Kitabımızda, sizin sorduklarınızın dışında, yanlış bilinen ve çokça tartışılan pek çok konuya Kur’anî bir bakışla değindik. Onları da en azından konu başlıkları halinde zikretmek isterim:
Allah Göklerde Değil İçimizde
Şirk Kavramı Yahut İnsan Kendine Yabancılaşması
Şirk Dindarlığı ve Muhammedî Dinsizlik
Kur’an’ı Putlaştırmak
Kur’an Kimin Sözü?
Halkların Kardeşliği ve Hz. Muhammed
Büyük Arap İhtilalcisi Hz.
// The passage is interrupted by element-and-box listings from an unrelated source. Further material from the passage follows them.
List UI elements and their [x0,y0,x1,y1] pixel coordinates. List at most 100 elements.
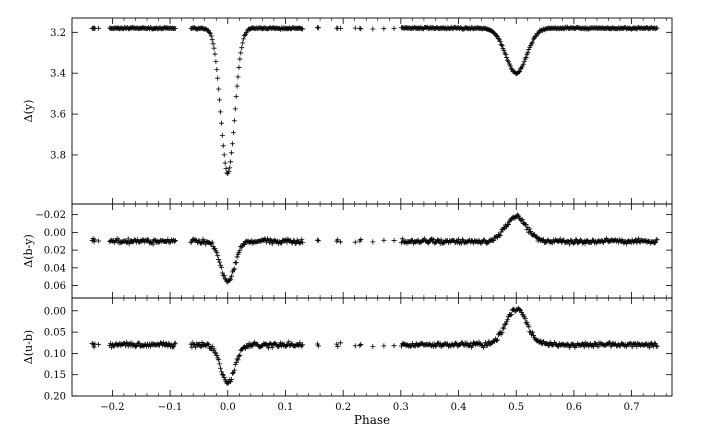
data-point [433,239,439,245]
data-point [498,42,504,48]
y-tick-label: 3.4 [50,69,66,80]
data-point [617,343,623,349]
data-point [223,166,229,172]
data-point [501,325,507,331]
data-point [352,25,358,31]
data-point [494,33,500,39]
y-tick-label: 0.20 [44,392,66,403]
data-point [209,37,215,43]
data-point [502,322,508,328]
data-point [231,118,237,124]
data-point [398,343,404,349]
data-point [300,26,306,32]
y-axis-label: Δ(y) [22,100,35,123]
data-point [391,343,397,349]
data-point [518,309,524,315]
data-point [624,241,630,247]
data-point [233,94,239,100]
data-point [170,344,176,350]
data-point [520,61,526,67]
x-tick-label: 0.1 [278,402,294,413]
data-point [207,31,213,37]
data-point [517,307,523,313]
data-point [502,50,508,56]
data-point [215,75,221,81]
data-point [92,341,98,347]
data-point [242,32,247,38]
data-point [96,342,102,348]
panel-u-b: −0.2 −0.1 0.0 0.1 0.2 0.3 0.4 0.5 0.6 0.7 0.00 0.05… [22,297,673,413]
data-point [391,25,397,31]
data-point [160,339,166,345]
y-tick-label: 0.00 [44,306,66,317]
data-point [242,241,247,247]
data-point [219,371,225,377]
data-point [205,341,211,347]
data-point [213,59,219,65]
panel-b-y: −0.02 0.00 0.02 0.04 0.06 Δ(b-y) [22,203,673,299]
data-point [244,343,250,349]
y-tick-label: 0.05 [44,328,66,339]
data-point [228,276,234,282]
data-point [292,241,298,247]
data-point [231,367,237,373]
data-point [228,379,234,385]
data-point [193,344,199,350]
data-point [229,376,235,382]
data-point [338,239,343,245]
data-point [235,357,241,363]
data-point [300,240,306,246]
data-point [165,236,171,242]
data-point [172,237,178,243]
data-point [171,238,177,244]
data-point [209,343,215,349]
data-point [522,316,528,322]
y-tick-label: 3.8 [50,150,66,161]
data-point [215,253,221,259]
data-point [516,69,522,75]
data-point [299,237,305,243]
data-point [212,51,218,57]
data-point [435,238,441,244]
x-tick-label: 0.5 [508,402,524,413]
data-point [172,26,178,32]
data-point [218,369,224,375]
data-point [358,237,364,243]
data-point [497,39,503,45]
data-point [525,50,531,56]
data-point [134,343,139,349]
plot-frame [71,17,673,205]
data-point [530,39,535,45]
data-point [238,50,244,56]
data-point [234,83,240,89]
data-point [206,341,211,347]
data-point [237,352,243,358]
data-point [221,273,227,279]
data-point [269,241,275,247]
data-point [651,240,657,246]
data-point [150,241,156,247]
data-point [230,141,235,147]
data-point [314,237,320,243]
y-axis-label: Δ(b-y) [22,234,35,268]
data-point [234,356,240,362]
data-point [358,26,364,32]
y-axis-label: Δ(u-b) [22,330,35,364]
data-point [508,66,514,72]
y-tick-label: 3.6 [50,110,66,121]
data-point [233,260,239,266]
data-point [172,340,178,346]
data-point [578,237,583,243]
data-point [219,132,225,138]
data-point [507,63,513,69]
data-point [212,246,218,252]
data-point [214,67,220,73]
data-point [357,343,363,349]
data-point [499,43,505,49]
data-point [171,341,177,347]
data-point [438,237,444,243]
data-point [530,329,535,335]
data-point [218,109,223,115]
data-point [494,337,500,343]
data-point [653,343,659,349]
Muhammed
İslam’ın Ahiret İnancı Yozlaştırılmıştır
Bir Put Olarak Kader, Kaza ve Tevekkül İnancı
İslam’da Gerçekten Melek, Şeytan ve Cin Var mı?
Miraç ve İsra Gerçeği
Kudüs İlk Kıble midir?
Şeriat Allah’ın Kanunları mıdır?
Hakimiyet Kimin, Allah’ın mı, Milletin mi?
Bir İhanetin Adı: Bel’amilik
Din Bilginleri Kitap Yüklü Eşekler mi?
Dinci Gericilikle Mücadele Bağlamında Ölüm, Cenaze Töreni ve Yasin Okunması Meselesi
Allah’tan Uzaklaşma Bayramı: Kurban!
Ramazan ve Oruca İlişkin Pek Bilinmeyenler
İslam’da Kadın Meselesi
Allah İle Aldatma Ticareti
Kur’an’da Adalet Kavramı Hakkında
Kur’an’da Zeytin Ağacının Kutsallığı
Kur’an Okuma Yarışması
Allah Nurunu Tamamlayacaktır
Büyük Bilge
Türkten Halife Olmaz!
Alternatif Din eğitimi Konusunda Öneriler
Araplaşma ve İmam Hatip Okulları
1 Mayıs Farzdır!
Hz. Muhammed ve Atatürk’ün Şaşırtıcı Benzerliği
Muhammedî İslam ve Kemalist Devrim İlişkisi Üzerine
Atatürk’ü Dincileştirmek!
Atatürk’e Hakaretin Şeriata Göre Cezası
Tanrı’ya İnanma Biçimi Olarak Ateizm
Deizm Nedir ve Gerçekten Yayılıyor mu?
Bir de Tengricilik Var
- Sorularımızı yanıtladığınız için çok teşekkür ederim.
Gösterdiğiniz ilgi için ben de teşekkür ederim.